A evolução beneficiou também a vida da população LGBTQIA+ e dos homens cinquentões. Para o primeiro grupo, ficou um pouco menos difícil identificar-se com esse ou aquele gênero ou orientação sexual. Há uma ou duas gerações seria complicado imaginar um caso como o do ator Reynaldo Gianecchini, 49 anos, que há três assumiu se sentir atraído por indivíduos de todos os gêneros e orientações sexuais. Da mesma forma, certamente o casal Emmanuel e Brigitte Macron seria ainda mais alvo de críticas décadas atrás. O atual presidente da França tinha 18 anos quando se apaixonou pela professora Brigitte, então com 43. Hoje, ela está com 69 anos e ele, 44. Macron fugiu ao comportamento masculino usual ao se envolver com uma mulher mais velha, em atitude que produziu desconforto em forma de preconceito. Homens, sim, continuam a procurar parceiras mais jovens, porém uma modificação em curso desafia a tradição. “Eles começaram a ver a mulher madura com admiração”, diz a antropóloga e escritora Mirian Goldenberg.
Um reflexo desse comportamento pode ser visto em alguns sinais. Prestes a completar dez anos, a respeitada plataforma digital Coroa Metade, de nome criativo, tem como público pessoas com mais de 40 anos. No início, a maioria dos usuários era do sexo feminino. A situação mudou depois do isolamento imposto pela pandemia de Covid-19. Agora, o número de novos inscritos do sexo masculino (52%) superou o público feminino (48%). Estatística do site aponta ainda que nem homens nem mulheres estão mais interessados em casamento. Desejam namorar (veja o quadro) ou ser amigos, mostrando que a maioria cansou do compromisso. “Quem está com mais de 50 quer usufruir a companhia, sair, transar”, diz o psicólogo Ailton Amélio. Conta também nessas escolhas o pragmatismo na forma de enxergar as relações. “Cada um pretende desenvolver seu potencial, o que bate de frente com as expectativas do amor romântico, que prega o oposto à individualidade”, explica a psicanalista Regina Navarro Lins.
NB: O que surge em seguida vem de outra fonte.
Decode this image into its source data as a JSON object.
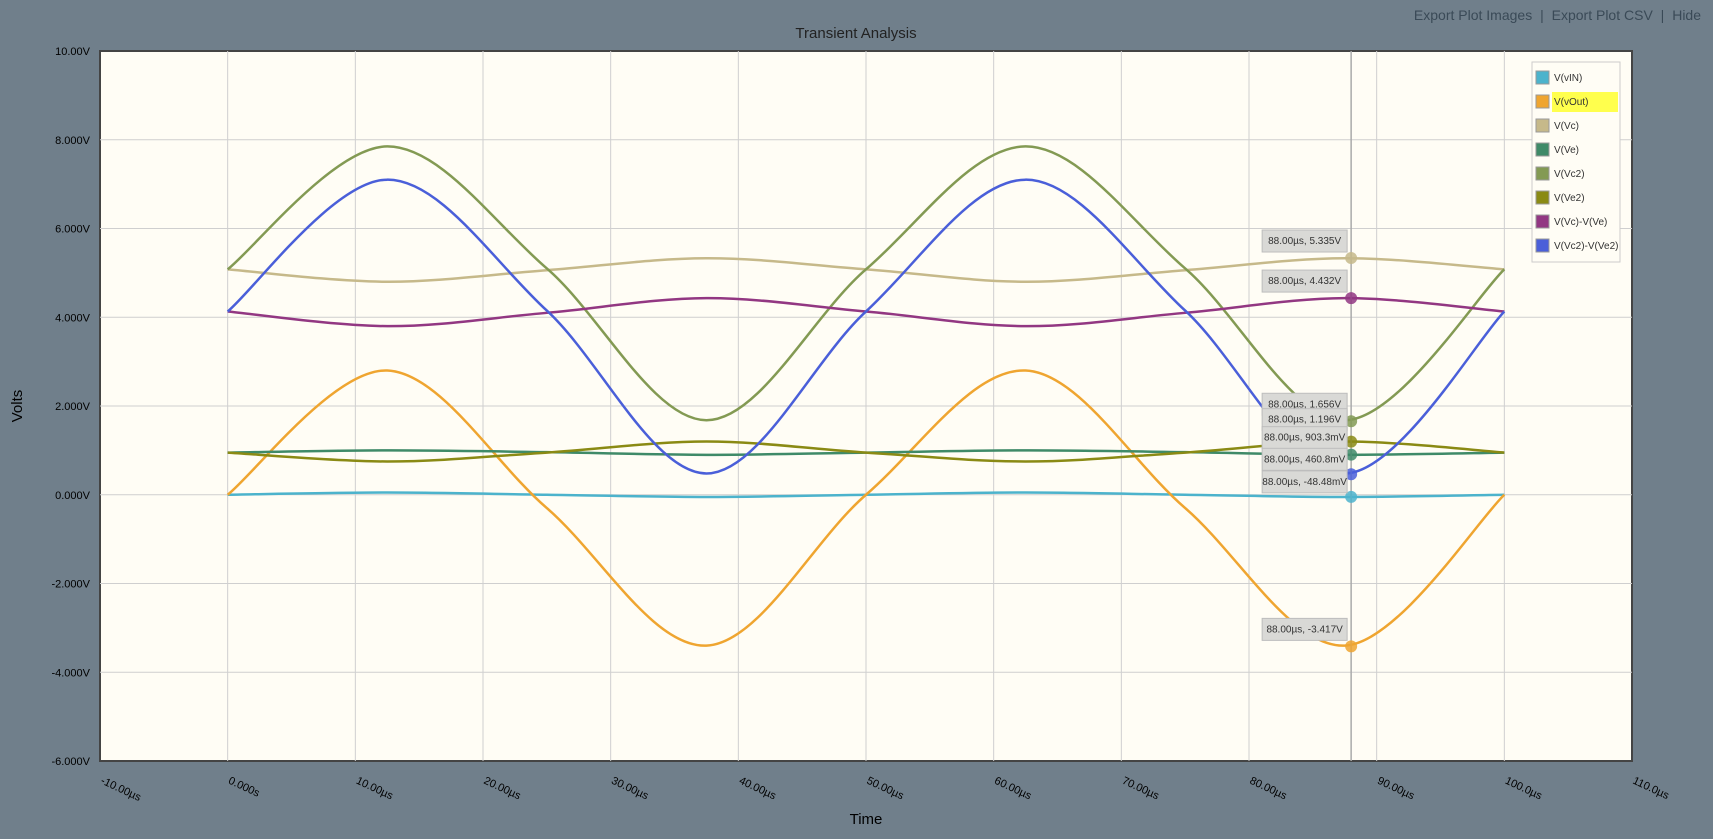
{
  "toolbar": {
    "export_images": "Export Plot Images",
    "separator": "|",
    "export_csv": "Export Plot CSV",
    "hide": "Hide"
  },
  "chart_data": {
    "type": "line",
    "title": "Transient Analysis",
    "xlabel": "Time",
    "ylabel": "Volts",
    "xlim": [
      -10,
      110
    ],
    "ylim": [
      -6,
      10
    ],
    "xticks": [
      "-10.00µs",
      "0.000s",
      "10.00µs",
      "20.00µs",
      "30.00µs",
      "40.00µs",
      "50.00µs",
      "60.00µs",
      "70.00µs",
      "80.00µs",
      "90.00µs",
      "100.0µs",
      "110.0µs"
    ],
    "yticks": [
      "10.00V",
      "8.000V",
      "6.000V",
      "4.000V",
      "2.000V",
      "0.000V",
      "-2.000V",
      "-4.000V",
      "-6.000V"
    ],
    "grid": true,
    "legend_position": "top-right",
    "x_units": "µs",
    "series": [
      {
        "name": "V(vIN)",
        "color": "#4cb3cc",
        "x": [
          0,
          12.5,
          25,
          37.5,
          50,
          62.5,
          75,
          87.5,
          100
        ],
        "values": [
          0,
          0.05,
          0,
          -0.05,
          0,
          0.05,
          0,
          -0.05,
          0
        ]
      },
      {
        "name": "V(vOut)",
        "color": "#efa530",
        "x": [
          0,
          12.5,
          25,
          37.5,
          50,
          62.5,
          75,
          87.5,
          100
        ],
        "values": [
          0,
          2.8,
          -0.3,
          -3.4,
          0,
          2.8,
          -0.3,
          -3.4,
          0
        ],
        "highlighted": true
      },
      {
        "name": "V(Vc)",
        "color": "#c6b98a",
        "x": [
          0,
          12.5,
          25,
          37.5,
          50,
          62.5,
          75,
          87.5,
          100
        ],
        "values": [
          5.08,
          4.8,
          5.06,
          5.33,
          5.08,
          4.8,
          5.06,
          5.33,
          5.08
        ]
      },
      {
        "name": "V(Ve)",
        "color": "#3f8a68",
        "x": [
          0,
          12.5,
          25,
          37.5,
          50,
          62.5,
          75,
          87.5,
          100
        ],
        "values": [
          0.95,
          1.0,
          0.96,
          0.9,
          0.95,
          1.0,
          0.96,
          0.9,
          0.95
        ]
      },
      {
        "name": "V(Vc2)",
        "color": "#839a53",
        "x": [
          0,
          12.5,
          25,
          37.5,
          50,
          62.5,
          75,
          87.5,
          100
        ],
        "values": [
          5.08,
          7.85,
          5.1,
          1.68,
          5.08,
          7.85,
          5.1,
          1.68,
          5.08
        ]
      },
      {
        "name": "V(Ve2)",
        "color": "#8a8a14",
        "x": [
          0,
          12.5,
          25,
          37.5,
          50,
          62.5,
          75,
          87.5,
          100
        ],
        "values": [
          0.95,
          0.75,
          0.95,
          1.2,
          0.95,
          0.75,
          0.95,
          1.2,
          0.95
        ]
      },
      {
        "name": "V(Vc)-V(Ve)",
        "color": "#923782",
        "x": [
          0,
          12.5,
          25,
          37.5,
          50,
          62.5,
          75,
          87.5,
          100
        ],
        "values": [
          4.13,
          3.8,
          4.1,
          4.43,
          4.13,
          3.8,
          4.1,
          4.43,
          4.13
        ]
      },
      {
        "name": "V(Vc2)-V(Ve2)",
        "color": "#4a5fd9",
        "x": [
          0,
          12.5,
          25,
          37.5,
          50,
          62.5,
          75,
          87.5,
          100
        ],
        "values": [
          4.13,
          7.1,
          4.15,
          0.48,
          4.13,
          7.1,
          4.15,
          0.48,
          4.13
        ]
      }
    ],
    "cursor": {
      "x": 88,
      "tooltips": [
        {
          "text": "88.00µs, 5.335V",
          "value": 5.335,
          "color": "#c6b98a"
        },
        {
          "text": "88.00µs, 4.432V",
          "value": 4.432,
          "color": "#923782"
        },
        {
          "text": "88.00µs, 1.656V",
          "value": 1.656,
          "color": "#839a53"
        },
        {
          "text": "88.00µs, 1.196V",
          "value": 1.196,
          "color": "#8a8a14"
        },
        {
          "text": "88.00µs, 903.3mV",
          "value": 0.9033,
          "color": "#3f8a68"
        },
        {
          "text": "88.00µs, 460.8mV",
          "value": 0.4608,
          "color": "#4a5fd9"
        },
        {
          "text": "88.00µs, -48.48mV",
          "value": -0.04848,
          "color": "#4cb3cc"
        },
        {
          "text": "88.00µs, -3.417V",
          "value": -3.417,
          "color": "#efa530"
        }
      ]
    }
  }
}
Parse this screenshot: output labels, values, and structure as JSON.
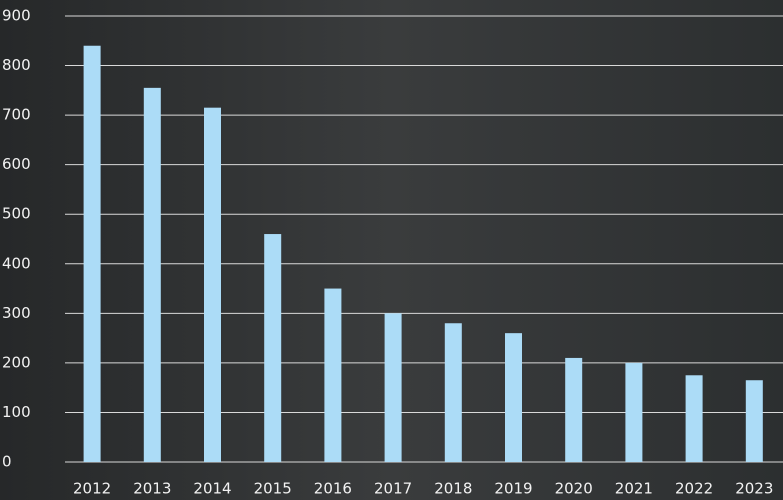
{
  "chart_data": {
    "type": "bar",
    "categories": [
      "2012",
      "2013",
      "2014",
      "2015",
      "2016",
      "2017",
      "2018",
      "2019",
      "2020",
      "2021",
      "2022",
      "2023"
    ],
    "values": [
      840,
      755,
      715,
      460,
      350,
      300,
      280,
      260,
      210,
      200,
      175,
      165
    ],
    "color": "#acdcf7",
    "ylim": [
      0,
      900
    ],
    "yticks": [
      0,
      100,
      200,
      300,
      400,
      500,
      600,
      700,
      800,
      900
    ],
    "grid": true
  }
}
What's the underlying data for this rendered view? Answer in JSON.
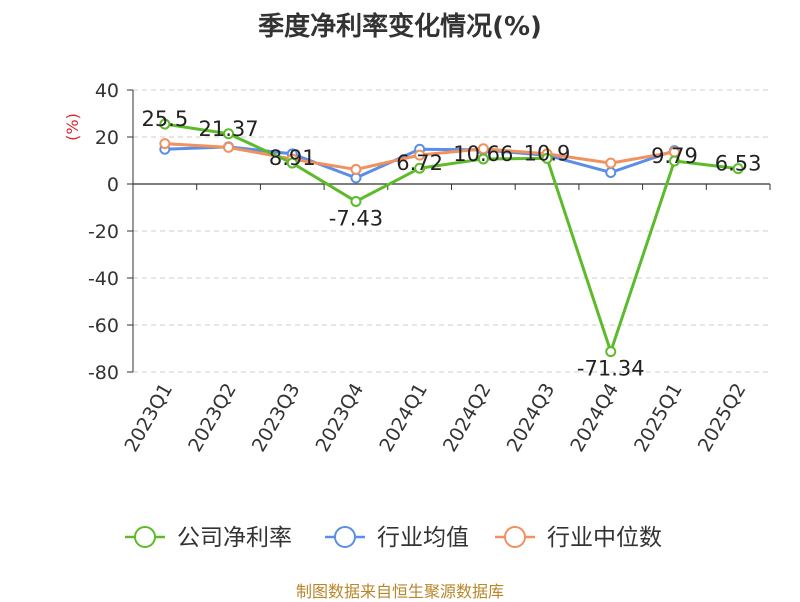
{
  "chart_data": {
    "type": "line",
    "title": "季度净利率变化情况(%)",
    "ylabel": "(%)",
    "xlabel": "",
    "categories": [
      "2023Q1",
      "2023Q2",
      "2023Q3",
      "2023Q4",
      "2024Q1",
      "2024Q2",
      "2024Q3",
      "2024Q4",
      "2025Q1",
      "2025Q2"
    ],
    "ylim": [
      -80,
      40
    ],
    "yticks": [
      40,
      20,
      0,
      -20,
      -40,
      -60,
      -80
    ],
    "grid": true,
    "legend_position": "bottom",
    "series": [
      {
        "name": "公司净利率",
        "color": "#5dbb2a",
        "values": [
          25.5,
          21.37,
          8.91,
          -7.43,
          6.72,
          10.66,
          10.9,
          -71.34,
          9.79,
          6.53
        ],
        "labels": [
          "25.5",
          "21.37",
          "8.91",
          "-7.43",
          "6.72",
          "10.66",
          "10.9",
          "-71.34",
          "9.79",
          "6.53"
        ]
      },
      {
        "name": "行业均值",
        "color": "#5b8ee6",
        "values": [
          14.8,
          15.8,
          12.8,
          2.6,
          14.8,
          14.5,
          12.2,
          4.9,
          14.2,
          null
        ]
      },
      {
        "name": "行业中位数",
        "color": "#f0915e",
        "values": [
          17.2,
          15.6,
          10.6,
          6.2,
          12.3,
          15.0,
          12.8,
          8.9,
          13.6,
          null
        ]
      }
    ]
  },
  "footer": {
    "source": "制图数据来自恒生聚源数据库"
  }
}
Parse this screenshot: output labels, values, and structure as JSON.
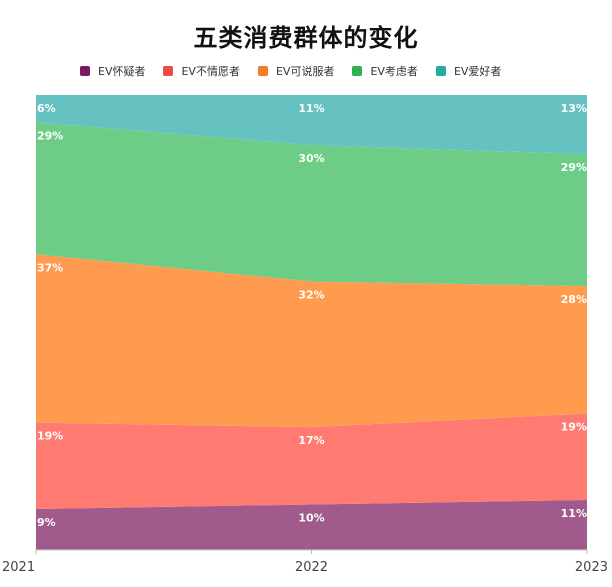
{
  "chart_data": {
    "type": "area",
    "title": "五类消费群体的变化",
    "stacked": true,
    "normalized": true,
    "categories": [
      "2021",
      "2022",
      "2023"
    ],
    "series": [
      {
        "name": "EV怀疑者",
        "values": [
          9,
          10,
          11
        ],
        "labels": [
          "9%",
          "10%",
          "11%"
        ],
        "color": "#a05a8c",
        "legend_color": "#7a1b5e"
      },
      {
        "name": "EV不情愿者",
        "values": [
          19,
          17,
          19
        ],
        "labels": [
          "19%",
          "17%",
          "19%"
        ],
        "color": "#ff7a70",
        "legend_color": "#f14b46"
      },
      {
        "name": "EV可说服者",
        "values": [
          37,
          32,
          28
        ],
        "labels": [
          "37%",
          "32%",
          "28%"
        ],
        "color": "#ff9b4f",
        "legend_color": "#f47c24"
      },
      {
        "name": "EV考虑者",
        "values": [
          29,
          30,
          29
        ],
        "labels": [
          "29%",
          "30%",
          "29%"
        ],
        "color": "#6dcd87",
        "legend_color": "#2eb150"
      },
      {
        "name": "EV爱好者",
        "values": [
          6,
          11,
          13
        ],
        "labels": [
          "6%",
          "11%",
          "13%"
        ],
        "color": "#66c2c0",
        "legend_color": "#25aaa6"
      }
    ],
    "ylim": [
      0,
      100
    ],
    "grid": false,
    "legend_position": "top"
  }
}
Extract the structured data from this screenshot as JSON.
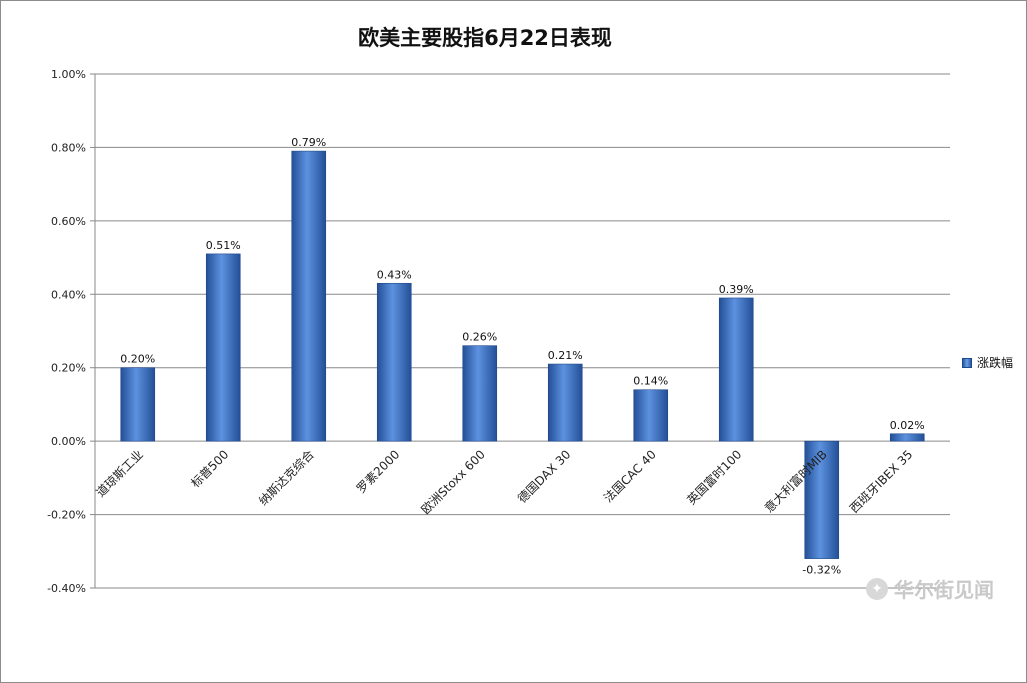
{
  "chart_data": {
    "type": "bar",
    "title": "欧美主要股指6月22日表现",
    "categories": [
      "道琼斯工业",
      "标普500",
      "纳斯达克综合",
      "罗素2000",
      "欧洲Stoxx 600",
      "德国DAX 30",
      "法国CAC 40",
      "英国富时100",
      "意大利富时MIB",
      "西班牙IBEX 35"
    ],
    "series": [
      {
        "name": "涨跌幅",
        "values": [
          0.2,
          0.51,
          0.79,
          0.43,
          0.26,
          0.21,
          0.14,
          0.39,
          -0.32,
          0.02
        ]
      }
    ],
    "data_labels": [
      "0.20%",
      "0.51%",
      "0.79%",
      "0.43%",
      "0.26%",
      "0.21%",
      "0.14%",
      "0.39%",
      "-0.32%",
      "0.02%"
    ],
    "yticks": [
      "1.00%",
      "0.80%",
      "0.60%",
      "0.40%",
      "0.20%",
      "0.00%",
      "-0.20%",
      "-0.40%"
    ],
    "ytick_values": [
      1.0,
      0.8,
      0.6,
      0.4,
      0.2,
      0.0,
      -0.2,
      -0.4
    ],
    "ylim": [
      -0.4,
      1.0
    ],
    "xlabel": "",
    "ylabel": "",
    "grid": true,
    "legend_position": "right",
    "bar_color": "#3a6fc4"
  },
  "watermark": {
    "text": "华尔街见闻"
  }
}
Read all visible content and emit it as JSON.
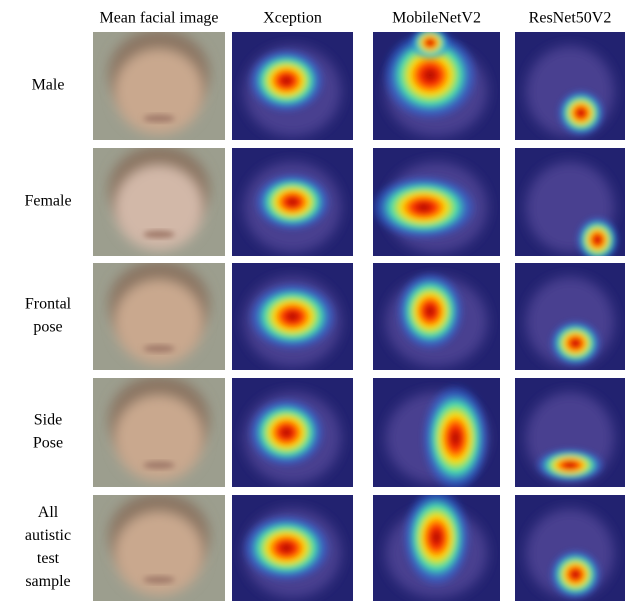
{
  "columns": [
    "Mean facial image",
    "Xception",
    "MobileNetV2",
    "ResNet50V2"
  ],
  "rows": [
    [
      "Male"
    ],
    [
      "Female"
    ],
    [
      "Frontal",
      "pose"
    ],
    [
      "Side",
      "Pose"
    ],
    [
      "All",
      "autistic",
      "test",
      "sample"
    ]
  ]
}
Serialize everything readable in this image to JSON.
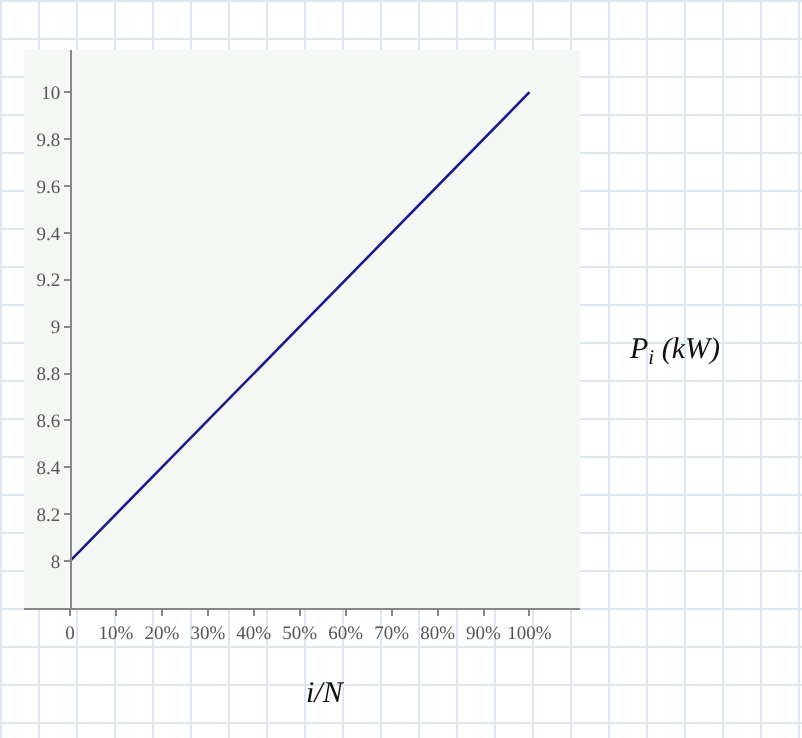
{
  "chart_data": {
    "type": "line",
    "xlabel": "i/N",
    "ylabel": "P$_{i}$ (kW)",
    "x": [
      0,
      50,
      100
    ],
    "series": [
      {
        "color": "#1a1a8c",
        "values": [
          8,
          9,
          10
        ]
      }
    ],
    "xlim": [
      -10,
      111
    ],
    "ylim": [
      7.8,
      10.18
    ],
    "xticks": [
      0,
      {
        "value": 10,
        "label": "10%"
      },
      {
        "value": 20,
        "label": "20%"
      },
      {
        "value": 30,
        "label": "30%"
      },
      {
        "value": 40,
        "label": "40%"
      },
      {
        "value": 50,
        "label": "50%"
      },
      {
        "value": 60,
        "label": "60%"
      },
      {
        "value": 70,
        "label": "70%"
      },
      {
        "value": 80,
        "label": "80%"
      },
      {
        "value": 90,
        "label": "90%"
      },
      {
        "value": 100,
        "label": "100%"
      }
    ],
    "yticks": [
      8,
      8.2,
      8.4,
      8.6,
      8.8,
      9,
      9.2,
      9.4,
      9.6,
      9.8,
      10
    ],
    "grid": false,
    "marker": "none",
    "line_style": "solid"
  }
}
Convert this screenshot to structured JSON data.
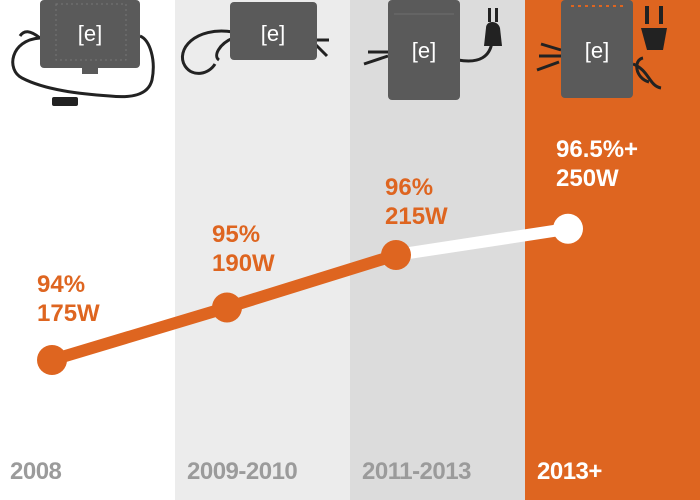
{
  "colors": {
    "accent": "#de6520",
    "muted_text": "#9b9b9b",
    "highlight_text": "#ffffff",
    "device": "#5a5a5a",
    "column_2008": "#ffffff",
    "column_2009_2010": "#ececec",
    "column_2011_2013": "#dcdcdc",
    "column_2013_plus": "#de6520"
  },
  "device_icon_text": "[e]",
  "chart_data": {
    "type": "line",
    "categories": [
      "2008",
      "2009-2010",
      "2011-2013",
      "2013+"
    ],
    "series": [
      {
        "values": [
          94,
          95,
          96,
          96.5
        ]
      }
    ],
    "power_w": [
      175,
      190,
      215,
      250
    ],
    "labels": [
      {
        "eff": "94%",
        "pwr": "175W"
      },
      {
        "eff": "95%",
        "pwr": "190W"
      },
      {
        "eff": "96%",
        "pwr": "215W"
      },
      {
        "eff": "96.5%+",
        "pwr": "250W"
      }
    ],
    "highlight_index": 3,
    "grid": false,
    "legend": "none"
  }
}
Morar em casas separadas faz parte desse movimento, como apontou pesquisa da Universidade de Bradford, no Reino Unido, relatando que ao menos 10% de casais europeus, americanos, canadenses, australianos e neozelandeses tinham endereços distintos e os mais maduros estavam entre os que fazem isso por opção. Há espaço para o bom e velho casamento? Claro. No Coroa Metade, 7% delas e 8% deles desejam se casar, como fizeram Débora Guedes, 52 anos, e José Mendes, 57, em setembro deste ano. “Vivi um sonho que nunca tinha experimentado”, diz Débora, que estava divorciada quando entrou na plataforma. Airton Gontow, diretor do Coroa Metade, tem um diagnóstico preciso do que acontece com o amor aos 50 atualmente. “Ninguém sabe o que quer, mas uma das vantagens de ser maduro é saber o que não quer”, diz. E, felizmente, ter o direito de viver segundo suas escolhas.